Ich war gerade in Kreta gelandet, der Flug war turbulent, das Dröhnen der Motoren noch in meinen Ohren. Die Hitze schlug mir entgegen, als ich aus dem Flieger stieg – salzige Luft, Sonne, die auf der Haut brennt. Mein Hotelzimmer war klein, die Klimaanlage summte laut, kühlte meine verschwitzte Haut. Endlich Urlaub, weit weg von Deutschland, frei, bereit für alles.

Am nächsten Tag auf dem Strand. Weißer Sand, türkises Wasser, das Rauschen der Wellen. Ich lag da in meinem roten Bikini, Öl auf der Haut, der Geschmack von Salz auf den Lippen. Zwei junge Griechen, vielleicht 20, kamen vorbei. Dunkle Haare, gebräunte Körper, Badeshorts, die schon spannten. ‘Kalimera’, sagte der eine, Nikos, mit einem Grinsen. Der andere, Dimitri, nickte schüchtern. Sie waren Brüder, erzählten sie, halfen im Familienkafenion. ‘Du allein hier?’, fragte Nikos, seine Augen auf meinen Brüsten. Ich lächelte. ‘Ja, und du?’. Die Spannung knisterte sofort. Fremde, nur für ein paar Tage.
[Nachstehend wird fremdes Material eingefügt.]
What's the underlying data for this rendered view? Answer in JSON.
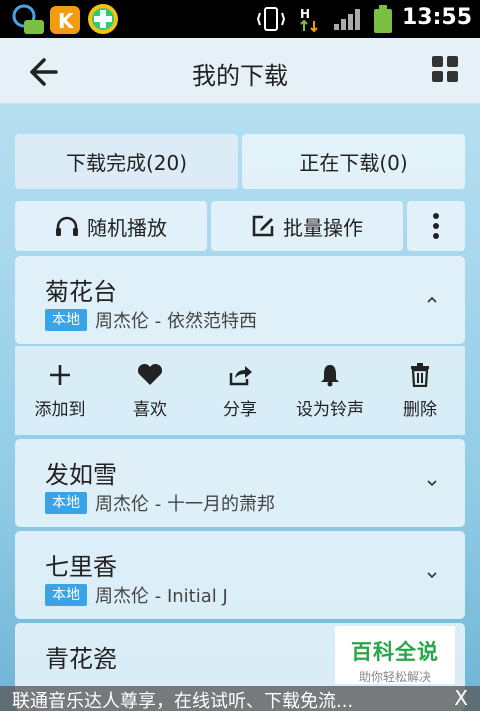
{
  "status_bar": {
    "time": "13:55"
  },
  "header": {
    "title": "我的下载"
  },
  "tabs": [
    {
      "label": "下载完成(20)",
      "active": true
    },
    {
      "label": "正在下载(0)",
      "active": false
    }
  ],
  "actions": {
    "random_play": "随机播放",
    "batch_op": "批量操作"
  },
  "songs": [
    {
      "title": "菊花台",
      "badge": "本地",
      "meta": "周杰伦 - 依然范特西",
      "expanded": true
    },
    {
      "title": "发如雪",
      "badge": "本地",
      "meta": "周杰伦 - 十一月的萧邦",
      "expanded": false
    },
    {
      "title": "七里香",
      "badge": "本地",
      "meta": "周杰伦 - Initial J",
      "expanded": false
    },
    {
      "title": "青花瓷",
      "badge": "",
      "meta": "",
      "expanded": false
    }
  ],
  "song_tools": [
    {
      "label": "添加到",
      "icon": "plus-icon"
    },
    {
      "label": "喜欢",
      "icon": "heart-icon"
    },
    {
      "label": "分享",
      "icon": "share-icon"
    },
    {
      "label": "设为铃声",
      "icon": "bell-icon"
    },
    {
      "label": "删除",
      "icon": "trash-icon"
    }
  ],
  "watermark": {
    "line1": "百科全说",
    "line2": "助你轻松解决"
  },
  "banner": {
    "text": "联通音乐达人尊享，在线试听、下载免流...",
    "close": "X"
  },
  "colors": {
    "accent": "#3aa3e6",
    "logo_green": "#2aa64a"
  }
}
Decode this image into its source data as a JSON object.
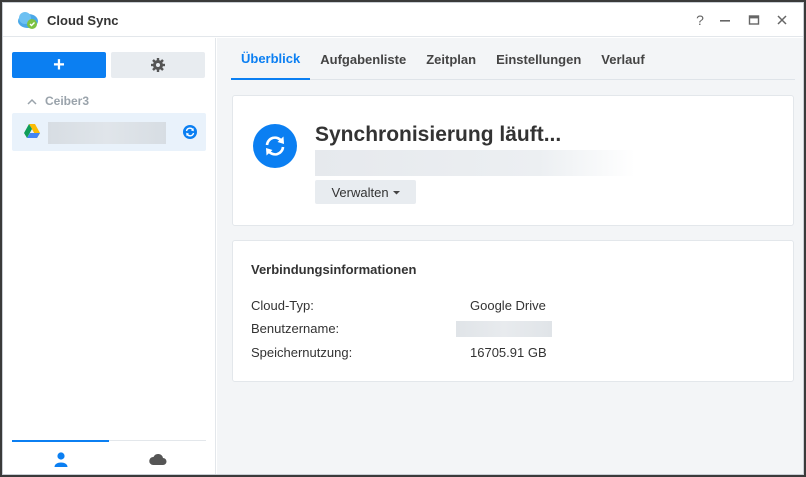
{
  "window": {
    "title": "Cloud Sync"
  },
  "titlebar": {
    "help": "?",
    "minimize": "—",
    "maximize": "▭",
    "close": "✕"
  },
  "sidebar": {
    "add_label": "+",
    "group_name": "Ceiber3",
    "bottom_tabs": [
      {
        "icon": "user-icon"
      },
      {
        "icon": "cloud-icon"
      }
    ]
  },
  "tabs": [
    "Überblick",
    "Aufgabenliste",
    "Zeitplan",
    "Einstellungen",
    "Verlauf"
  ],
  "status": {
    "title": "Synchronisierung läuft...",
    "manage_label": "Verwalten"
  },
  "connection": {
    "title": "Verbindungsinformationen",
    "rows": [
      {
        "label": "Cloud-Typ:",
        "value": "Google Drive"
      },
      {
        "label": "Benutzername:",
        "value": ""
      },
      {
        "label": "Speichernutzung:",
        "value": "16705.91 GB"
      }
    ]
  },
  "colors": {
    "accent": "#0b7ff2",
    "panel": "#f3f5f7"
  }
}
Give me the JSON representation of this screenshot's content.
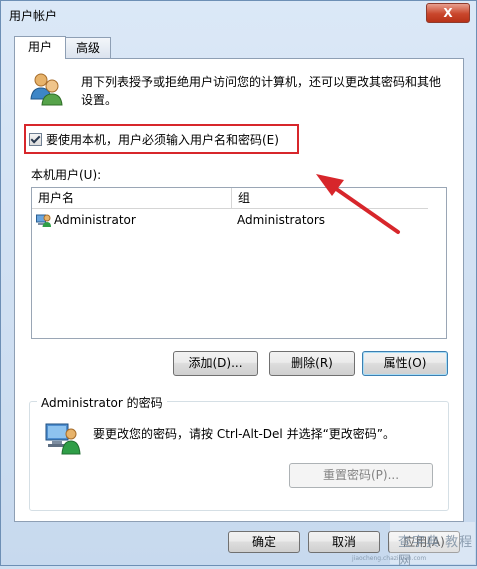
{
  "window": {
    "title": "用户帐户",
    "close_glyph": "X"
  },
  "tabs": [
    {
      "label": "用户"
    },
    {
      "label": "高级"
    }
  ],
  "intro": {
    "text": "用下列表授予或拒绝用户访问您的计算机，还可以更改其密码和其他设置。"
  },
  "require_login": {
    "label": "要使用本机，用户必须输入用户名和密码(E)",
    "checked": true
  },
  "users_list": {
    "label": "本机用户(U):",
    "columns": [
      "用户名",
      "组"
    ],
    "rows": [
      {
        "name": "Administrator",
        "group": "Administrators"
      }
    ]
  },
  "buttons": {
    "add": "添加(D)...",
    "delete": "删除(R)",
    "properties": "属性(O)"
  },
  "password_group": {
    "title": "Administrator 的密码",
    "text": "要更改您的密码，请按 Ctrl-Alt-Del 并选择“更改密码”。",
    "reset_button": "重置密码(P)..."
  },
  "footer": {
    "ok": "确定",
    "cancel": "取消",
    "apply": "应用(A)"
  },
  "watermark": {
    "sign": "查字典",
    "site": "教程网",
    "url": "jiaocheng.chazidian.com"
  },
  "colors": {
    "highlight": "#d7262b",
    "arrow": "#d7262b",
    "accent": "#3c7fb1"
  },
  "icons": {
    "users": "users-icon",
    "admin": "user-icon",
    "computer": "computer-user-icon",
    "close": "close-icon",
    "checkbox": "checkmark-icon"
  }
}
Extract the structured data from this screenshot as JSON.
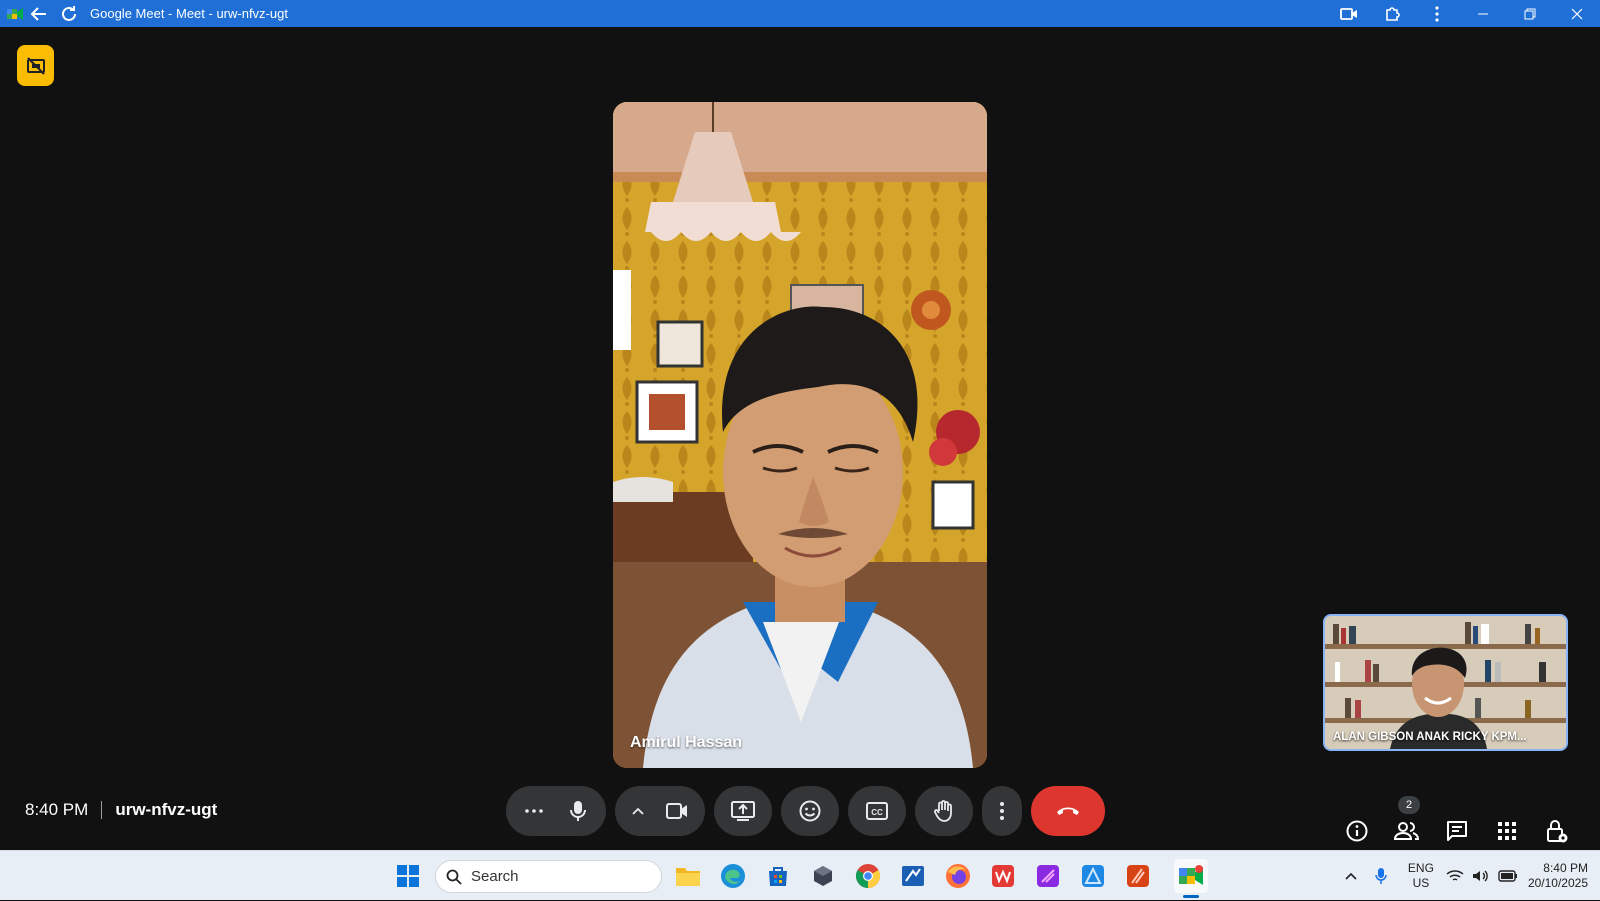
{
  "window": {
    "title": "Google Meet - Meet - urw-nfvz-ugt"
  },
  "main_participant": {
    "name": "Amirul Hassan"
  },
  "self_view": {
    "name": "ALAN GIBSON ANAK RICKY KPM..."
  },
  "meeting": {
    "time": "8:40 PM",
    "code": "urw-nfvz-ugt",
    "participant_count": "2"
  },
  "controls": {
    "icons": [
      "more-options-icon",
      "microphone-icon",
      "caret-up-icon",
      "camera-icon",
      "present-screen-icon",
      "emoji-icon",
      "captions-icon",
      "raise-hand-icon",
      "more-vert-icon",
      "hang-up-icon"
    ]
  },
  "right_tools": {
    "icons": [
      "info-icon",
      "people-icon",
      "chat-icon",
      "activities-icon",
      "host-controls-icon"
    ]
  },
  "taskbar": {
    "search_label": "Search",
    "lang_primary": "ENG",
    "lang_secondary": "US",
    "clock_time": "8:40 PM",
    "clock_date": "20/10/2025"
  },
  "colors": {
    "titlebar": "#1f6fd6",
    "stage": "#111111",
    "control_bg": "#333537",
    "hangup": "#dc362e",
    "recording": "#fbbc04"
  }
}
Die zufällige Begegnung am Strand

Wir redeten, lachten. Sie boten mir Mythos an, kalt, perlend auf der Zunge. Die Sonne höher, Hitze intensiver. ‘Komm mit uns ins Wasser’, sagte Dimitri. Ihre Hände berührten mich ‘zufällig’ – ein Streifen über den Arm, die Hüfte. Mein Puls raste. Der Unbekannte, die Freiheit hier, niemand kennt mich. Ich fühlte mich lebendig, geil. Nikos flüsterte: ‘Du bist heiß, Deutsche.’ Ich zögerte, na ja, warum nicht? Wir tollten im Wasser, Wellen peitschten, Salzwasser in den Augen. Ihre Körper drückten sich an mich, harte Schwänze durch die Shorts spürbar.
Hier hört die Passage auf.